Overjoyed as she is, Halla is torn by a news announcement that stirs her sense of responsibility to cause some serious damage to pylons and wires. But of course any prison record or even encounters with the police would jeopardise her application.

Here Erlingsson slyly delivers a variation on that old cliché in crime dramas where the protagonist has just one last bank to rob before he retires forever. And we all know that the last job never goes smoothly.

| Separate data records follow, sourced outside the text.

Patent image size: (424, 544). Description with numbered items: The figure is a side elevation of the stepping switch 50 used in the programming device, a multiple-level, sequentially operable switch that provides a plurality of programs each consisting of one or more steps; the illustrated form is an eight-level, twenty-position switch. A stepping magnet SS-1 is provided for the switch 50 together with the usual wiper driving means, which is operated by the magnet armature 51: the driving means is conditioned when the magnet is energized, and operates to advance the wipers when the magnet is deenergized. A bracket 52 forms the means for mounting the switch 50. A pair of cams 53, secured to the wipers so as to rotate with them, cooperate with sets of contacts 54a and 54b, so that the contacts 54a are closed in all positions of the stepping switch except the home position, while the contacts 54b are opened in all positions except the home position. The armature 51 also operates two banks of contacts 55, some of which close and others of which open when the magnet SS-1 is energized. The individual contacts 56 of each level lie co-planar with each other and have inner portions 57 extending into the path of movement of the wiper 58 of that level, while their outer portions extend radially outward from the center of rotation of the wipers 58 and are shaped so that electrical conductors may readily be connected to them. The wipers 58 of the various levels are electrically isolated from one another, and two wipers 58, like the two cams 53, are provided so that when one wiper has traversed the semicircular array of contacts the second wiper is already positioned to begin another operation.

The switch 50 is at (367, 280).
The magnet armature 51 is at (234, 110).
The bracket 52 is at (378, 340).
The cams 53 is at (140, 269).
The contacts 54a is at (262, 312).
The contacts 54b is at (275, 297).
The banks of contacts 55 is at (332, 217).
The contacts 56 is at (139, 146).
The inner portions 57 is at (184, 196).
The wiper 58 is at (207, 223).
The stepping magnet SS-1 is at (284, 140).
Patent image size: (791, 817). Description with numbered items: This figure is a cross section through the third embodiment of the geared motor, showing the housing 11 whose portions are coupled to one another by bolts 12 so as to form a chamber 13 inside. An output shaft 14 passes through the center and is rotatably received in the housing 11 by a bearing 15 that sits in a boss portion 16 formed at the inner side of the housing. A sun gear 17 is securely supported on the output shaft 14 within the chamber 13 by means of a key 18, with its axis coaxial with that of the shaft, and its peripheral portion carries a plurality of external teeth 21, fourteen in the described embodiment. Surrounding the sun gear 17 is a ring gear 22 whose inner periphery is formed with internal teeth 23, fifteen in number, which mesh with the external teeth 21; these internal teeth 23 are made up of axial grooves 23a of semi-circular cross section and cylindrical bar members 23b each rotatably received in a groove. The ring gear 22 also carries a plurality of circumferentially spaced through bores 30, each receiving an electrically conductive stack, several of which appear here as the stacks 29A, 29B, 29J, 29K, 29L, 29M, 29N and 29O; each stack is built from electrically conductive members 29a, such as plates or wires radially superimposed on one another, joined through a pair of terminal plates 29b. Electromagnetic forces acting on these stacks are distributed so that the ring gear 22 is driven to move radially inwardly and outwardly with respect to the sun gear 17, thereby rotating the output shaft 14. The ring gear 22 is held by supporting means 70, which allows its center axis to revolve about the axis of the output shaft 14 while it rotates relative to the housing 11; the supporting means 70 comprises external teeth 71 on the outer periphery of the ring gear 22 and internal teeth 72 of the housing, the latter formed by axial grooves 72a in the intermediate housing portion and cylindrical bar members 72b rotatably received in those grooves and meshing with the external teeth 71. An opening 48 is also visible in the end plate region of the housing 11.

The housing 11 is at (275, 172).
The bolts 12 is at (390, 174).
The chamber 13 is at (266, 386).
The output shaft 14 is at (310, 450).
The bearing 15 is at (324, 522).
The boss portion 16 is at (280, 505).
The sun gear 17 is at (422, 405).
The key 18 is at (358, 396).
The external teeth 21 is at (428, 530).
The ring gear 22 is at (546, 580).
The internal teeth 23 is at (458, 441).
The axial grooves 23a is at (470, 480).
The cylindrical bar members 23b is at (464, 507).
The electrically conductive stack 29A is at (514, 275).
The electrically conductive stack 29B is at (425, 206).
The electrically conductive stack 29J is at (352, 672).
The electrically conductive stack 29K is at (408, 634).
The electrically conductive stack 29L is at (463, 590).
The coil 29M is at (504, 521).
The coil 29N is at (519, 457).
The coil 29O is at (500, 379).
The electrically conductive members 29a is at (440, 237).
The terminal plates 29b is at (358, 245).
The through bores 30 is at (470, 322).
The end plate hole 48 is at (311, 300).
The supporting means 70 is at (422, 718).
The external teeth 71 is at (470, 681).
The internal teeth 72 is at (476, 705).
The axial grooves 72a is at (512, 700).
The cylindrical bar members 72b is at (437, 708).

Woman at War is so much fun that you won’t want it to end, and when it does you might want to see it again. That is not say it is perfect. While Erlingsson’s inclination to break the fourth wall with the band is quirky and funny at first, it suffers from diminishing returns. The band, serving as a Greek chorus, is in situ where ever Halla goes: in the Highlands, on the roof of buildings, by the roadside and even, in Ukraine. The Ukrainian trio also overstay their welcome.

This overdose of whimsicality aside, Woman at War is not only uplifting and unpredictable, but confirms that there are plenty of great roles for middle-aged actresses if only someone will write them and finance them.